L'ordonnance entreprise sera confirmée en ce qu'elle a condamné la société Space Management au paiement des sommes provisionnelles de 34.649,44 euros au titre du solde des loyers impayés avec intérêts au taux contractuels de 10%, à compter du 10 juillet 2024, de 3.464,94 euros au titre de la clause pénale et de 395.76 euros au titre du coût du commandement de payer.
Sur la demande de communication sous astreinte des contrats de sous-location
La société Space Management sollicite l'infirmation de la décision entreprise en ce qu'elle a été condamnée à communiquer sous astreinte à la société Le Surène des contrats de sous-location soutenant ne pas être en possession desdits documents et que cette demande est sans objet puisqu'elle exerce au sein des locaux loués une activité de mise à disposition d'espaces de bureaux ainsi que la fourniture de services associés à l'exclusion de toute sous-location. Pour justifier de ses dires, elle produit en cause d'appel deux contrats de prestations de services la liant à des entreprises occupant les locaux objets du contrat de bail.
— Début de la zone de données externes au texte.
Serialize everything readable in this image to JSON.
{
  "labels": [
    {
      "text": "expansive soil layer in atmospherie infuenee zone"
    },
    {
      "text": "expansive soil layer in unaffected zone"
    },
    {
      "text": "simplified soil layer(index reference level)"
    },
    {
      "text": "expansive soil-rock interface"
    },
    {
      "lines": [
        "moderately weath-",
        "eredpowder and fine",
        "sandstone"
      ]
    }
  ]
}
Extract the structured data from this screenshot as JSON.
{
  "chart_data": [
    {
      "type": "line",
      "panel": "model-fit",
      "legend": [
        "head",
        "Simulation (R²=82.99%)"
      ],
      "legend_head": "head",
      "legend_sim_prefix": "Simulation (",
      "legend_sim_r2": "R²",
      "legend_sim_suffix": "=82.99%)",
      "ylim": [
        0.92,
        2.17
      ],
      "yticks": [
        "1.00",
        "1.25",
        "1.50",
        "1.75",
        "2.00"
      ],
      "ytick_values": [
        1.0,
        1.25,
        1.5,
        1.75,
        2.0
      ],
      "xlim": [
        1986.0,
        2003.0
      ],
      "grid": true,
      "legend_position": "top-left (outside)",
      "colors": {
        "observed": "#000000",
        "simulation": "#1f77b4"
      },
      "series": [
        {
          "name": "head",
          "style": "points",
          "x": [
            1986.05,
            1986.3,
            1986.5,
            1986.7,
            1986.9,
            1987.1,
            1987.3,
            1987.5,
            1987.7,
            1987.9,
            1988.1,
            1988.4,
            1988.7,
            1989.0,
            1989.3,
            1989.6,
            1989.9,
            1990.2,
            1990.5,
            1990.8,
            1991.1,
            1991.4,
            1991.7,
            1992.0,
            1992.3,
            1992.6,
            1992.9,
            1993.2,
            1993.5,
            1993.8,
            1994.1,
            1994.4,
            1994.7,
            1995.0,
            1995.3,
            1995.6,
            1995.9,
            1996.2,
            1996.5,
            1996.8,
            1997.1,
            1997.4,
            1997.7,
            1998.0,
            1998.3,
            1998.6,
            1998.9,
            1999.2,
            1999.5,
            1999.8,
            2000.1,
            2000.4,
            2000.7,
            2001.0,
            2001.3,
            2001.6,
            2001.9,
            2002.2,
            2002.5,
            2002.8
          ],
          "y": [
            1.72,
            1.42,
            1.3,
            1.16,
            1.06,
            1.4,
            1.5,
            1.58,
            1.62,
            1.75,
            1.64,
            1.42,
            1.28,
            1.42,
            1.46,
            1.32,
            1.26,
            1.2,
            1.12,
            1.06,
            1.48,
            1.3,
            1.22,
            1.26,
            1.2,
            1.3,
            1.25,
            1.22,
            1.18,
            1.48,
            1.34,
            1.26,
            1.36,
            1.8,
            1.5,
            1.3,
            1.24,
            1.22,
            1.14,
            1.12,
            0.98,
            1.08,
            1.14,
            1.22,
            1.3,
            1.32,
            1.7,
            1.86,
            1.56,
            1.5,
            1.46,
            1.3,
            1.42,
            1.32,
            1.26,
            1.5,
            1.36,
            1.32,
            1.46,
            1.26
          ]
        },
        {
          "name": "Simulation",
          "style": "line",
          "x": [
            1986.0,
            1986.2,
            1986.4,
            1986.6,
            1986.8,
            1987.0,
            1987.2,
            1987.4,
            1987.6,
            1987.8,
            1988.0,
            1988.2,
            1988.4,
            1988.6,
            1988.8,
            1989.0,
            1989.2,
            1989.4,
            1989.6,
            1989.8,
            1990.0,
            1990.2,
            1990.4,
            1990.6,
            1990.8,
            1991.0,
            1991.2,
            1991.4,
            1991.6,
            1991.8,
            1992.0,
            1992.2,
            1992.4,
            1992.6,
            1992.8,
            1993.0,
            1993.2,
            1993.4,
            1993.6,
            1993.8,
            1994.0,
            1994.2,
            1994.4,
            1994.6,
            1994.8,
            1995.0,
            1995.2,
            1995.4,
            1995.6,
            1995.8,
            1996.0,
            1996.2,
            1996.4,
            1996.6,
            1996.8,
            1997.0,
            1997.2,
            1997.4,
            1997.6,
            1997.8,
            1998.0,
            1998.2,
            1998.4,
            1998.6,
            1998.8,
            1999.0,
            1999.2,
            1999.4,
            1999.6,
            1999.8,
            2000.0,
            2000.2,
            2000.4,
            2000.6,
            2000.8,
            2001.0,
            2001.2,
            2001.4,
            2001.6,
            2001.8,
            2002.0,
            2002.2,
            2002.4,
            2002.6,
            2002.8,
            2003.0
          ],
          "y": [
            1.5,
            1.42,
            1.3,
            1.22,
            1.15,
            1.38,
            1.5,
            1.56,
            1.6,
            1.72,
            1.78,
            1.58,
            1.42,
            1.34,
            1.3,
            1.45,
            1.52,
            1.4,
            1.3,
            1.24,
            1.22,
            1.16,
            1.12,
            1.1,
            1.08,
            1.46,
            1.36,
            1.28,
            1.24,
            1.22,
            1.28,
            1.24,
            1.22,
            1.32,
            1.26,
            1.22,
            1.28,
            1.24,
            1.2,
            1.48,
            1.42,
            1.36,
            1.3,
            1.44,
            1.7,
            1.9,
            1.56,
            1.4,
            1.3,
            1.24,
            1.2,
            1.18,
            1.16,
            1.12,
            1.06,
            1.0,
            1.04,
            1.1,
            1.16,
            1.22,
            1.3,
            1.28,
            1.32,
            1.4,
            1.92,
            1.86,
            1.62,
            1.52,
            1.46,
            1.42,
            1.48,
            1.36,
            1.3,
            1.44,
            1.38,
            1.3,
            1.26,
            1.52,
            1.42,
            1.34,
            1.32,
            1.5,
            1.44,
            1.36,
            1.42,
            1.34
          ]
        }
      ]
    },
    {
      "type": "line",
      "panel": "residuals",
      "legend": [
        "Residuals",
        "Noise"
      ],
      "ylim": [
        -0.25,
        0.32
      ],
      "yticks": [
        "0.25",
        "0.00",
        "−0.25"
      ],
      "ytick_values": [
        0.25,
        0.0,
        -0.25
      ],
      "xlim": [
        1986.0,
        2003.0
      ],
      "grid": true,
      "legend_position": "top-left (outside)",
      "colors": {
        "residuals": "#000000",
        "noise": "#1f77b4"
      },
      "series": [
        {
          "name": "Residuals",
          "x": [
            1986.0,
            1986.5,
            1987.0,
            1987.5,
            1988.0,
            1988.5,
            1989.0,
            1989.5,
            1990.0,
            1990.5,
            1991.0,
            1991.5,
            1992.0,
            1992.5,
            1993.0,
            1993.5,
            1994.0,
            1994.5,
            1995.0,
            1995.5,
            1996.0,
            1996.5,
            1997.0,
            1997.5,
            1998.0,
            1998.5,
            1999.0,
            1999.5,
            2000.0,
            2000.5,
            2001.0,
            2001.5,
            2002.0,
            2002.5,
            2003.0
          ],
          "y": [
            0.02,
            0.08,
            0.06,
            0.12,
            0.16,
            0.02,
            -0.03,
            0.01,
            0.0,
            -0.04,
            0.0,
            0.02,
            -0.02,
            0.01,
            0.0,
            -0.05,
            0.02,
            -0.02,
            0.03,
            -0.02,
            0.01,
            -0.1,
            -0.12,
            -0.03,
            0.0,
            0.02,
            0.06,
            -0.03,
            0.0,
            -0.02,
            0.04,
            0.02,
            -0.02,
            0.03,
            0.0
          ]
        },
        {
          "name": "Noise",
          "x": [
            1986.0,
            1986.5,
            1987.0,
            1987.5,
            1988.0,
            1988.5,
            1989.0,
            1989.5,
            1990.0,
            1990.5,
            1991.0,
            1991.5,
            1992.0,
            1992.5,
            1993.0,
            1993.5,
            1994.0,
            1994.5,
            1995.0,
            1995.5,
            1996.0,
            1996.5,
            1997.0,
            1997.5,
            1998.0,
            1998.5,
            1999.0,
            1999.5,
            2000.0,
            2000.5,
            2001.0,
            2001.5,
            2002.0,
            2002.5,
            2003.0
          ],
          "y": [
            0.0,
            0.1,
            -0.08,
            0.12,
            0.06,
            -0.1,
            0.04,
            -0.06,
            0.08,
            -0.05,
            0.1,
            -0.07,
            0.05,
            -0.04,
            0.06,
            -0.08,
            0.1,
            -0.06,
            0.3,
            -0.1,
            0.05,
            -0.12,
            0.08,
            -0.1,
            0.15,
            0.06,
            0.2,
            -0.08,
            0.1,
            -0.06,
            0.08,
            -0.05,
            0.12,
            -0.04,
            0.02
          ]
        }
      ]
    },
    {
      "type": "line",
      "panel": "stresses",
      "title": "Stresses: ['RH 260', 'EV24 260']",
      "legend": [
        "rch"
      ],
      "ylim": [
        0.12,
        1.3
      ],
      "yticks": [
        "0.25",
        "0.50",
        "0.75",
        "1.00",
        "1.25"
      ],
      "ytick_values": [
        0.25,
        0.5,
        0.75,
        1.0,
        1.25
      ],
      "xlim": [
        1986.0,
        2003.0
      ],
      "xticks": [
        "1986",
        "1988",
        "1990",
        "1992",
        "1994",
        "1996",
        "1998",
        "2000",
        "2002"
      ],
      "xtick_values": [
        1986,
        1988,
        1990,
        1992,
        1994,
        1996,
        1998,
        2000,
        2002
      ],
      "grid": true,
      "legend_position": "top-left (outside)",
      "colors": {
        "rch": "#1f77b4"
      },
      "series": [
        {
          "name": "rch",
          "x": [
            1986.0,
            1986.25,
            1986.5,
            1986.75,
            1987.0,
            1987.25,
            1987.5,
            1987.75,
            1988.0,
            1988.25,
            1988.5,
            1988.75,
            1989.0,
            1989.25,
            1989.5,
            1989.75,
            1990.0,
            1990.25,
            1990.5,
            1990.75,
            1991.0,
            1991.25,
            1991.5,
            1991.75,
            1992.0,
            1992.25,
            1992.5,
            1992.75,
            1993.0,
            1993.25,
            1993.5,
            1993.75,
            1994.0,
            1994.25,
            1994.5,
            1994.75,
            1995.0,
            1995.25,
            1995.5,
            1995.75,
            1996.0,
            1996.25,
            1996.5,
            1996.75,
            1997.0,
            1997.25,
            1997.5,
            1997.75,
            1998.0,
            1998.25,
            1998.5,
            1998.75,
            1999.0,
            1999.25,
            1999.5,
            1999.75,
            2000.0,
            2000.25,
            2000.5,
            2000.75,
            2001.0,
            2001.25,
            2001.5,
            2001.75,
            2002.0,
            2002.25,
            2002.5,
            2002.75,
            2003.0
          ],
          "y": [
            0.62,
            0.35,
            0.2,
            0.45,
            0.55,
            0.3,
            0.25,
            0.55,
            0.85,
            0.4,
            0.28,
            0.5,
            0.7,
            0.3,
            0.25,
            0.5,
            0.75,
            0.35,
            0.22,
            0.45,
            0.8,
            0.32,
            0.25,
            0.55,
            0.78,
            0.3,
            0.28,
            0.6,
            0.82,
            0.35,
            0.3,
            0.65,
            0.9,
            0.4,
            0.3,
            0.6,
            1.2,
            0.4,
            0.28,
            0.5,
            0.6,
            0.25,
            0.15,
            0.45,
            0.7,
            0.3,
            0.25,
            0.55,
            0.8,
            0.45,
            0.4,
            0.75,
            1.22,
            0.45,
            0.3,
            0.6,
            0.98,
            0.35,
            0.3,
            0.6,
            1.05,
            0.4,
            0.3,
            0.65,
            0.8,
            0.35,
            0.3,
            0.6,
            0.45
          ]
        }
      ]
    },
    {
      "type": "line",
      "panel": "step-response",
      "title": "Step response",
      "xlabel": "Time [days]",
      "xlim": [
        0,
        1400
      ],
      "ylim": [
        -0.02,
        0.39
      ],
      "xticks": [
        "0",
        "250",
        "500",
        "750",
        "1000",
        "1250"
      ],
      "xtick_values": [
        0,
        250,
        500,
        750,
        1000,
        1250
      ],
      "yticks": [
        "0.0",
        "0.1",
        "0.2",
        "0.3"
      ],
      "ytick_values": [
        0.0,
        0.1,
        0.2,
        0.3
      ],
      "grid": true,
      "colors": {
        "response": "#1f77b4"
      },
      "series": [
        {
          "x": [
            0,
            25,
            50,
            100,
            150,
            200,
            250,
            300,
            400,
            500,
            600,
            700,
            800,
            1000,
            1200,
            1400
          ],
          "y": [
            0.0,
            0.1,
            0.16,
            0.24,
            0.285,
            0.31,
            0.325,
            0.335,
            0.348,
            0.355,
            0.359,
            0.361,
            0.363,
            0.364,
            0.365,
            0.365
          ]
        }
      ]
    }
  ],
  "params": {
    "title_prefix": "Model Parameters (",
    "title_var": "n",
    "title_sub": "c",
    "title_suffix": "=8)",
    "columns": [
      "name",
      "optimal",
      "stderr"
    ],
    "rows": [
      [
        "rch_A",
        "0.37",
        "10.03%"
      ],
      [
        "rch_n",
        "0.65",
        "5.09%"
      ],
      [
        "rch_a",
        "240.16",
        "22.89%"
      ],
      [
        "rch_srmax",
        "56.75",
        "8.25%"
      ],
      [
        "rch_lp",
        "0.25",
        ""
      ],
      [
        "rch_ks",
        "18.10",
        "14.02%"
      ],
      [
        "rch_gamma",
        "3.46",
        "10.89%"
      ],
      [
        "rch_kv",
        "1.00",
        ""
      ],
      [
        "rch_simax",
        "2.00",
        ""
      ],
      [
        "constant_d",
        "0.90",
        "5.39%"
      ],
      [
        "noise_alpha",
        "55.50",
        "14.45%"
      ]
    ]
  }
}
La société Le Surène soutient que si la sous-location partielle ou totale est en principe interdite par le bail, sauf exception, la société Space Management pratique la sous-location, sans qu'elle ne l'en ait averti ni communiqué aucun contrat de sous-location. La société Le Surène indique qu'elle a fait constater par commissaire de justice que la société locataire ne disposait pas d'une boîte aux lettres à son nom dans les locaux loués de sorte qu'il est manifeste qu'elle n'occupe pas les lieux et ce, en dépit des dispositions de l'article 4.3 du contrat de bail qui dispose que le preneur est tenu de maintenir les locaux loués en état permanent d'exploitation personnelle, effective et normale.